In 2014, Aldatu received additional financial support in the form of the $40,000 Bertarelli Foundation Grand Prize in the Harvard Deans’ Health and Life Sciences Challenge. The team also won a $1.5 million small-business grant from the National Institute of Allergy and Infectious Diseases, which let them begin full-time operation in 2015. The two moved to Kendall Square’s LabCentral in 2016, then returned to Allston to become an early tenant in Harvard’s Life Lab. In January 2019, the company moved into its own facility in Watertown.

“I’ve said for a few years now, Aldatu is a true i-lab story,” Raiser said. “We built very strong and meaningful and valuable relationships out of our time at the i-lab and the Life Lab.”

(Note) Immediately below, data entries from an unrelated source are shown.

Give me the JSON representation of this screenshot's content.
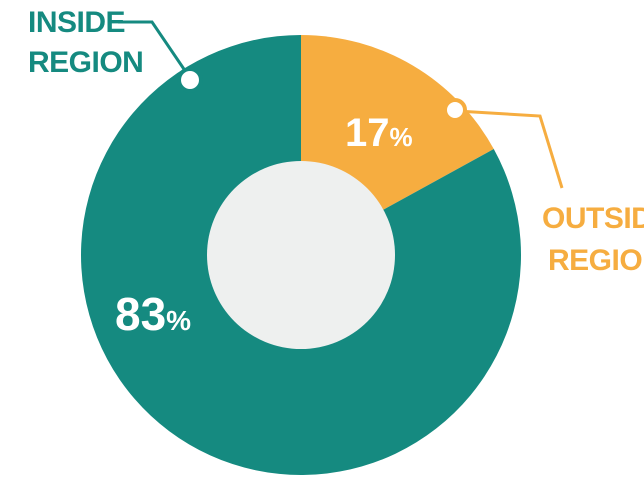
{
  "chart_data": {
    "type": "pie",
    "title": "",
    "categories": [
      "INSIDE REGION",
      "OUTSIDE REGION"
    ],
    "values": [
      83,
      17
    ],
    "slices": [
      {
        "label_line1": "INSIDE",
        "label_line2": "REGION",
        "value": 83,
        "value_text": "83",
        "unit": "%",
        "color": "#158a80"
      },
      {
        "label_line1": "OUTSIDE",
        "label_line2": "REGION",
        "value": 17,
        "value_text": "17",
        "unit": "%",
        "color": "#f6ad40"
      }
    ],
    "hole_color": "#eef0ef",
    "legend": "callouts"
  }
}
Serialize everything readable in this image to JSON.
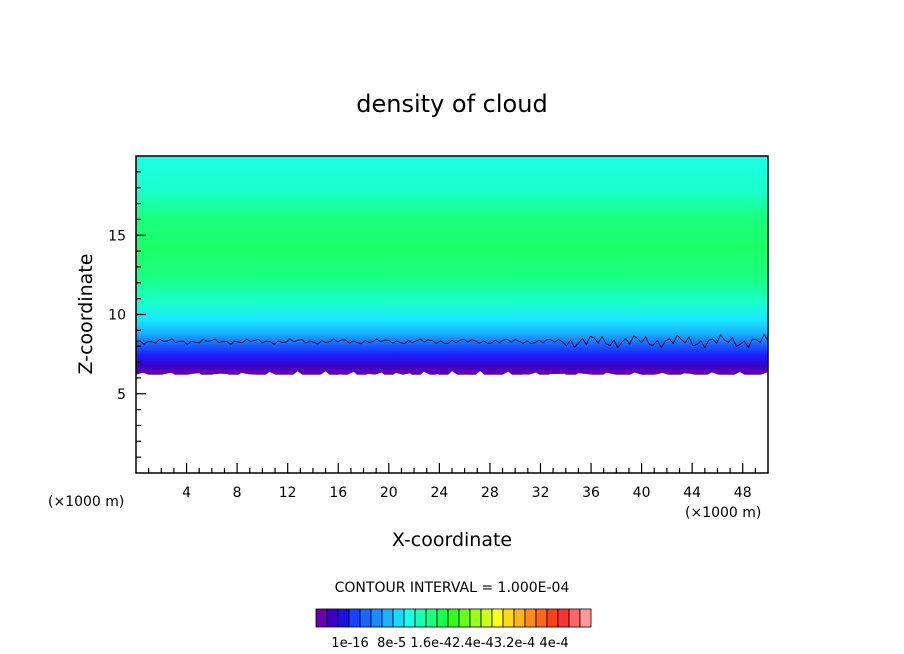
{
  "chart_data": {
    "type": "heatmap",
    "title": "density of cloud",
    "xlabel": "X-coordinate",
    "ylabel": "Z-coordinate",
    "x_unit_label_left": "(×1000 m)",
    "x_unit_label_right": "(×1000 m)",
    "xlim": [
      0,
      50
    ],
    "ylim": [
      0,
      20
    ],
    "x_ticks": [
      4,
      8,
      12,
      16,
      20,
      24,
      28,
      32,
      36,
      40,
      44,
      48
    ],
    "y_ticks": [
      5,
      10,
      15
    ],
    "cloud_profile": {
      "base_z": 6.2,
      "contour_z": 8.3,
      "peak_z": 14,
      "top_z": 20
    },
    "legend": {
      "title": "CONTOUR INTERVAL = 1.000E-04",
      "labels": [
        "1e-16",
        "8e-5",
        "1.6e-4",
        "2.4e-4",
        "3.2e-4",
        "4e-4"
      ],
      "label_text": "1e-16  8e-5 1.6e-42.4e-43.2e-4 4e-4",
      "colors": [
        "#6a00a8",
        "#3a00c8",
        "#1a10e0",
        "#1a40ff",
        "#1a66ff",
        "#1a8cff",
        "#1ab3ff",
        "#1ad9ff",
        "#1affe6",
        "#1affb3",
        "#1aff80",
        "#1aff4d",
        "#33ff1a",
        "#66ff1a",
        "#99ff1a",
        "#ccff1a",
        "#ffff1a",
        "#ffd91a",
        "#ffb31a",
        "#ff8c1a",
        "#ff661a",
        "#ff401a",
        "#ff3333",
        "#ff6666",
        "#ff9999"
      ]
    }
  }
}
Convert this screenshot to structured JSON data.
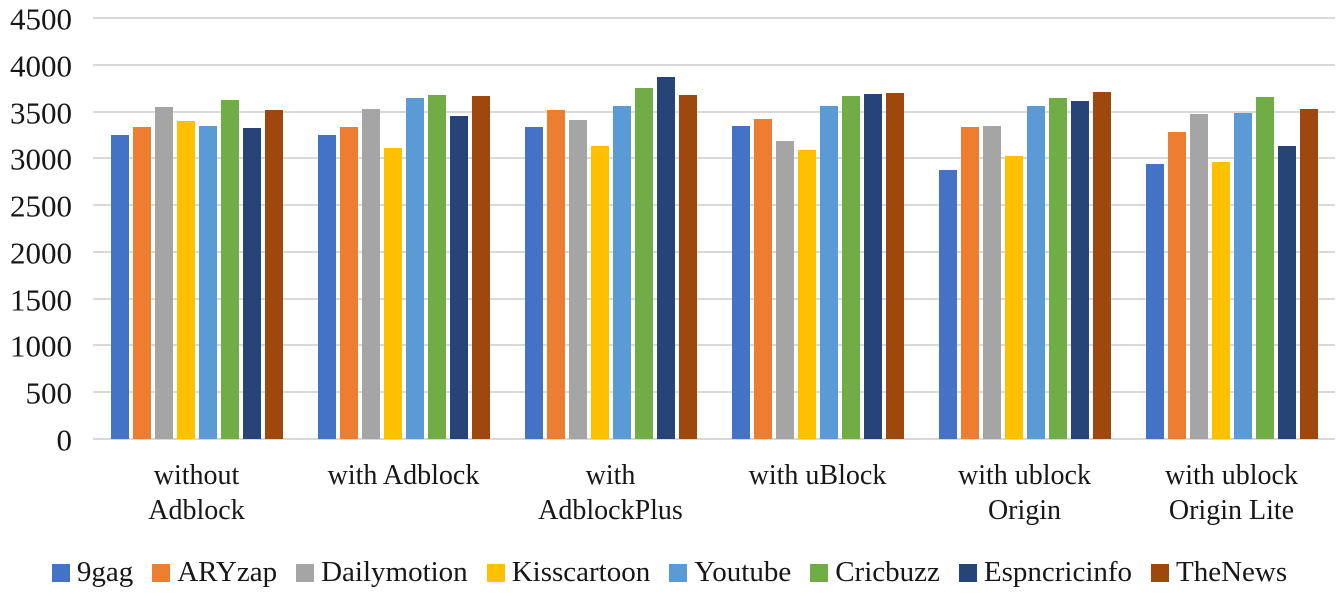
{
  "chart_data": {
    "type": "bar",
    "title": "",
    "xlabel": "",
    "ylabel": "",
    "ylim": [
      0,
      4500
    ],
    "ytick_step": 500,
    "ytick_labels": [
      "0",
      "500",
      "1000",
      "1500",
      "2000",
      "2500",
      "3000",
      "3500",
      "4000",
      "4500"
    ],
    "grid": "horizontal",
    "legend_position": "bottom",
    "categories": [
      "without\nAdblock",
      "with Adblock",
      "with\nAdblockPlus",
      "with uBlock",
      "with ublock\nOrigin",
      "with ublock\nOrigin Lite"
    ],
    "series": [
      {
        "name": "9gag",
        "color": "#4472C4",
        "values": [
          3250,
          3250,
          3330,
          3350,
          2880,
          2940
        ]
      },
      {
        "name": "ARYzap",
        "color": "#ED7D31",
        "values": [
          3340,
          3340,
          3520,
          3420,
          3330,
          3280
        ]
      },
      {
        "name": "Dailymotion",
        "color": "#A5A5A5",
        "values": [
          3550,
          3530,
          3410,
          3190,
          3350,
          3470
        ]
      },
      {
        "name": "Kisscartoon",
        "color": "#FFC000",
        "values": [
          3400,
          3110,
          3130,
          3090,
          3020,
          2960
        ]
      },
      {
        "name": "Youtube",
        "color": "#5B9BD5",
        "values": [
          3350,
          3640,
          3560,
          3560,
          3560,
          3480
        ]
      },
      {
        "name": "Cricbuzz",
        "color": "#70AD47",
        "values": [
          3620,
          3680,
          3750,
          3670,
          3650,
          3660
        ]
      },
      {
        "name": "Espncricinfo",
        "color": "#264478",
        "values": [
          3320,
          3450,
          3870,
          3690,
          3610,
          3130
        ]
      },
      {
        "name": "TheNews",
        "color": "#9E480E",
        "values": [
          3520,
          3670,
          3680,
          3700,
          3710,
          3530
        ]
      }
    ],
    "colors": {
      "gridline": "#d9d9d9",
      "text": "#171717",
      "background": "#ffffff"
    }
  }
}
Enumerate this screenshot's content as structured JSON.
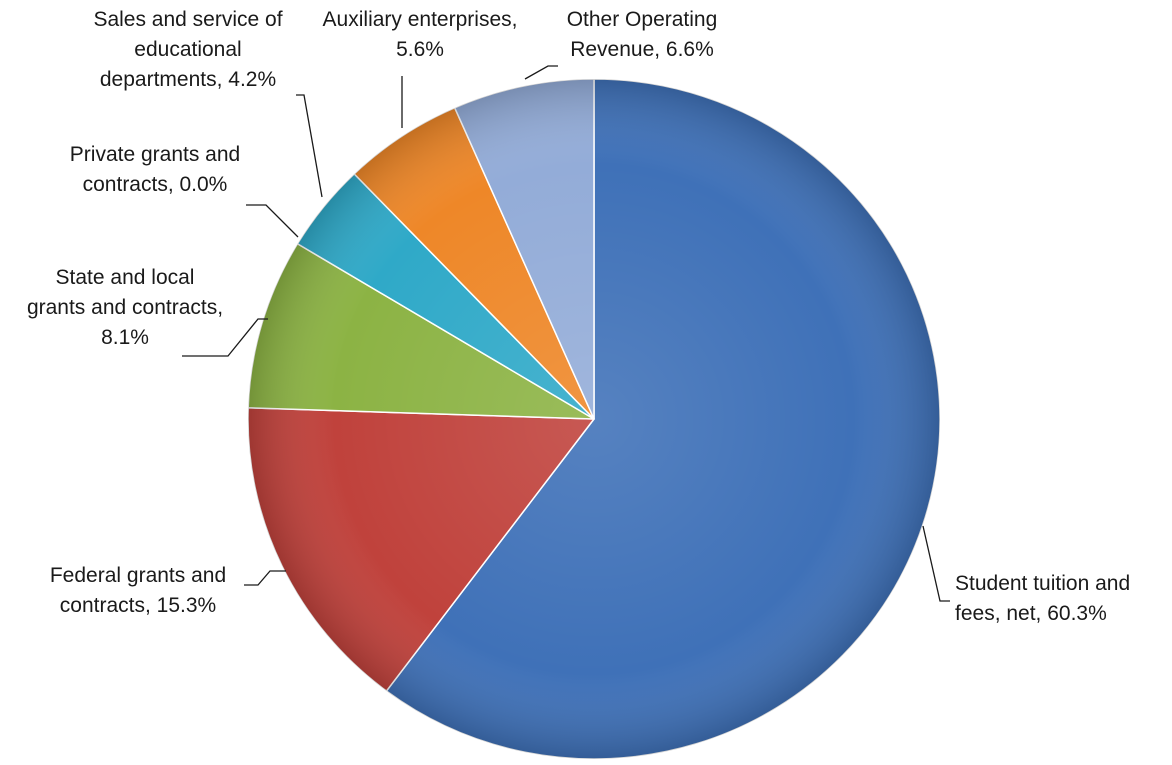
{
  "chart_data": {
    "type": "pie",
    "title": "",
    "slices": [
      {
        "name": "Student tuition and fees, net",
        "value": 60.3,
        "color": "#3f71b8",
        "label_lines": [
          "Student tuition and",
          "fees, net, 60.3%"
        ]
      },
      {
        "name": "Federal grants and contracts",
        "value": 15.3,
        "color": "#c0423c",
        "label_lines": [
          "Federal grants and",
          "contracts, 15.3%"
        ]
      },
      {
        "name": "State and local grants and contracts",
        "value": 8.1,
        "color": "#8cb344",
        "label_lines": [
          "State and local",
          "grants and contracts,",
          "8.1%"
        ]
      },
      {
        "name": "Private grants and contracts",
        "value": 0.0,
        "color": "#7a5ea8",
        "label_lines": [
          "Private grants and",
          "contracts, 0.0%"
        ]
      },
      {
        "name": "Sales and service of educational departments",
        "value": 4.2,
        "color": "#2fa9c8",
        "label_lines": [
          "Sales and service of",
          "educational",
          "departments, 4.2%"
        ]
      },
      {
        "name": "Auxiliary enterprises",
        "value": 5.6,
        "color": "#ee8728",
        "label_lines": [
          "Auxiliary enterprises,",
          "5.6%"
        ]
      },
      {
        "name": "Other Operating Revenue",
        "value": 6.6,
        "color": "#93acd8",
        "label_lines": [
          "Other Operating",
          "Revenue, 6.6%"
        ]
      }
    ],
    "start_angle": "12 o'clock",
    "direction": "clockwise",
    "legend": "none",
    "data_labels": "outside with leader lines"
  }
}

Aldatu was established as a public benefit corporation — which puts public benefit on a par with profits in the corporate mission — with the aim of providing easy-to-use, low-cost diagnostics for resource-poor areas.

They distributed tests for HIV in Botswana and developed a diagnostic for Lassa fever, another viral disease. In early March, as the lack of COVID-19 testing became acute, Rowley contacted MacLeod and asked whether PANDAA could be used for the disease. They developed the diagnostic in a matter of days and, by the time regulatory guidelines changed on March 16 to let private labs begin testing, they had already begun working with BIDMC to validate the test using blinded patient samples provided by the state.

“We had already, over the last six years, developed experience with assay development and applying that test development to infectious disease and working with viruses in outbreak concern areas,” Raiser said. “We were well-positioned to move quickly on the COVID-19 pandemic.”

A week later, Aldatu was not just providing kits to BIDMC, its officers were in conversation with other hospitals about doing the same and preparing to provide COVID-19 testing to partners in sub-Saharan Africa with whom they had been working.

“We’re trying to cast a wide net and fill gaps in testing access and capacity quickly wherever we can do so,” Raiser said.